Do you now understand?'

Esarhaddon did not reply, but only looked at the old man with terror.

'Do you now understand,' continued the old man, 'that Lailie is you, and

the warriors you put to death were you also? And not the warriors only,

but the animals which you slew when hunting and ate at your feasts, were

also you. You thought life dwelt in you alone, but I have drawn aside

the veil of delusion, and have let you see that by doing evil to others

you have done it to yourself also. Life is one in them all, and yours is

but a portion of this same common life. And only in that one part of

life that is yours, can you make life better or worse—increasing or

decreasing it. You can only improve life in yourself by destroying the

barriers that divide your life from that of others, and by considering

others as yourself, and loving them. By so doing you increase your share

of life.

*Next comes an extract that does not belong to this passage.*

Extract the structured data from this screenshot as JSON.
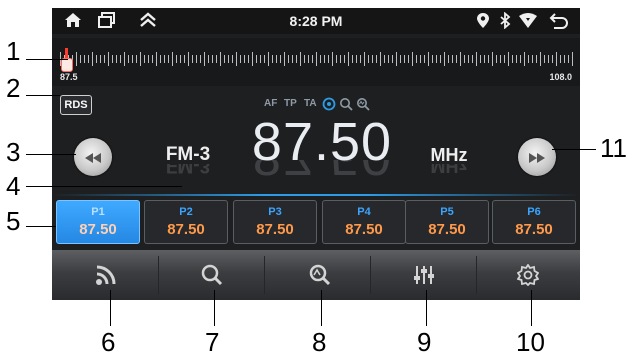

You injure your life when you think of it as the only life, and

try to add to its welfare at the expense of other lives. By so doing you

only lessen it. To destroy the life that dwells in others is beyond your

power. The life of those you have slain has vanished from your eyes, but

is not destroyed. You thought to lengthen your own life and to shorten

theirs, but you cannot do this. Life knows neither time nor space. The

life of a moment, and the life of a thousand years: your life, and the

life of all the visible and invisible beings in the world, are equal. To

destroy life, or to alter it, is impossible; for life is the one thing

that exists. All else, but seems to us to be.'

Having said this the old man vanished.

Next morning King Esarhaddon gave orders that Lailie and all the

prisoners should be set at liberty, and that the executions should

cease.

​On the third day he called his son Assur-bani-pal, and gave the kingdom

over into his hands; and he himself went into the desert to think over

all he had learned. Afterwards he went about as a wanderer through the

towns and villages, preaching to the people that all life is one, and

that when men wish to harm others, they really do evil to themselves.